The grand jury's decision not to indict means Officers John Rogers and Andrew Hutchins won't face criminal prosecution in the case. But the officers are still facing a wrongful death lawsuit from Harrison's family.
The incident occurred in June, and Harrison's family filed a lawsuit in November. The release of video from one of the officer's body cameras put the shooting back in the headlines last month.
In it, Harrison's mother answers the door for police and nonchalantly walks outside.
"Oh, he's just off the chain," she says. "You can hear him, talking about chopping up people."
It was a fairly routine occurrence for her to call the police for assistance with her son.
An officer asks who she's talking about, and she replies, "My son, bipolar, schizo," as Jason Harrison appears in the doorway behind her. He is twiddling a screwdriver between his fingers.

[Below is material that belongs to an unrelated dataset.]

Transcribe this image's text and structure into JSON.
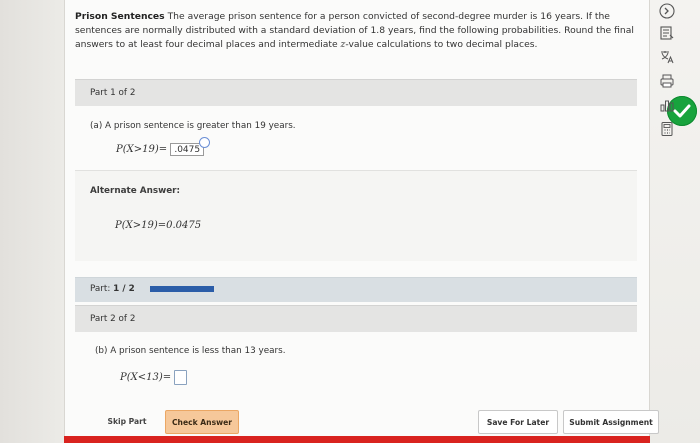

One of the two officers called to the scene tells Harrison to drop the tool, a command the officers repeat at least four times as Harrison's mom screams, "Jay! Jay! Jay!"
Within five seconds of that first command, the 39-year-old schizophrenic man is shot five times -- including twice in the back as he crashes headlong into the home's garage door, just a few feet from his mother.
Video from one officer's body camera fades to black as Harrison's mother wails, "Oh, they killed my son! Oh, they killed my son!" The officers continue to tell Harrison to drop the weapon.
The Harrison family's lawsuit against Rogers and Hutchins says they should have used nonlethal means of defusing the situation instead of choosing to engage "in unlawful vicious attacks" when they and the department were aware of Harrison's condition. The suit also claims the officers violated Harrison's civil rights.
The officers, however, said in affidavits that they were forced to shoot an armed man who they deemed dangerous after he failed to comply with repeated orders to drop a screwdriver.